Home’s a shrine the heart has builded.”

It has been argued by the over-fastidious, when these great questions relating to our being and well-being are discussed, that it is better for our daughters that they should not know what awaits them in marriage, “lest their heart fail them.” This cannot be best. Stepping into an unknown sphere with no definite knowledge of its demands and with no preparation to meet these demands, will only occasion disheartenment, if not downright discontent, when the difficulties and responsibilities are met.

As well might a raw recruit enter the army with no knowledge of warfare and without having been drilled for service, and expect at once to become a successful commander. As well might one accept any other position of high trust in life, without knowing what fitness was demanded, and hence all unprepared for it, the only qualification of the one accepting the trust being respect for and confidence in the employer, and expect to render excellent service, as for a wife to enter unprepared upon her high duties. In either case, by dint of hard and unremitting work, a few might succeed, but the many would fail.

A revised proverb says, “Home was not built in a day.” To insure a successful home the home-maker must be a success, and to accomplish this there are years of thoughtful preparation necessary.

Marguerite Lindley says, “We cannot overdo the matter of discreetly rearing our girls. They are to be the wives and mothers of the next generation, and on them rests the matter of the prosperity of the nation. The world is to be largely influenced by their abilities and strength, and it rests with the educators of to-day to prepare them for the great work that is before them. The keynote for harmony in mental and physical education has never yet been touched, and will not be until their physical well-being is made supreme, and the mental is based on its power.”

Jules Michelet, in his admirable book, L’Amour—admirable for the time and for the people for whom it was written—says, “It would seem that French mothers were determined to educate their daughters in all the non-essentials to wifehood and motherhood, while the things that pertained to their own well-being, and the well-being of home and family, were utterly neglected.” Again, he says, “Every mother practices a kind of self-delusion. She will say, most emphatically, ‘Oh, how I love my daughter,’ and yet what does she do for her? She does not prepare her for marriage either mentally or physically.”

When our daughters have had it burned in upon their inner consciousness that sensible dress and early hours, hygienic food and habitual outdoor exercise, will do for them and the succeeding generations what nothing else can do; and when our young men show their appreciation of these things, and commend them in the highest terms possible, then will a better day dawn for the race, and a real start be made for the true betterment of mankind. Is it not true, that the majority of our young women emulate the fancies and customs upon which our young men put a premium? Here then is an opportunity for our wide-awake sons to set the pace in a reform that will tell more for the coming generations than they dream of. Says a late writer, “We may smile at but need not rebuke the instinct of the young girl to enhance by adornments her physical charms, which nature already has made more attractive than all things else to man. Woman’s innate solicitude is to please, but this is not best accomplished by artificial manners or external show.”

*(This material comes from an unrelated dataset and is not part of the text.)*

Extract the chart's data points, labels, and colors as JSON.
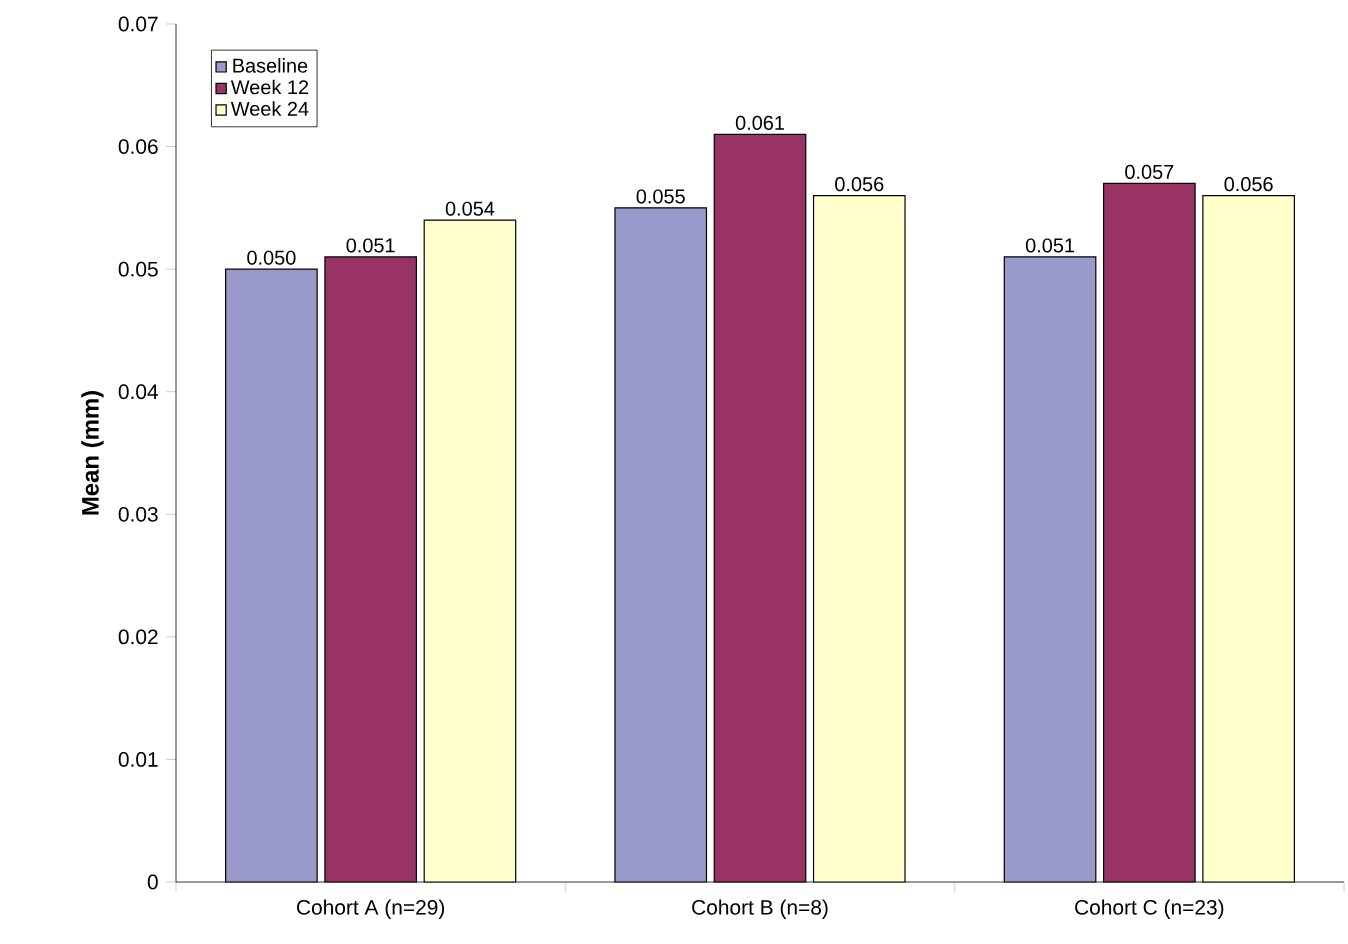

We see nothing wrong in adding to the first intent of dress—namely a covering—anything, yes everything which may make it attractive, so long as it does not detract from its healthfulness and comfort.

Is it not very strange that so many women of sense and wisdom, and breadth of culture far beyond the ordinary, will not hesitate to adopt and cling to customs of dress that are little less than barbarous. Does it not seem, that among the large majority of women in civilized lands, the question is, when dress is considered, “Is it becoming?” or “Is it within the reach of my pocketbook?” while rarely is the consideration of healthfulness given any weight whatever. It is a lamentable truth, but we must acknowledge it if we are honest.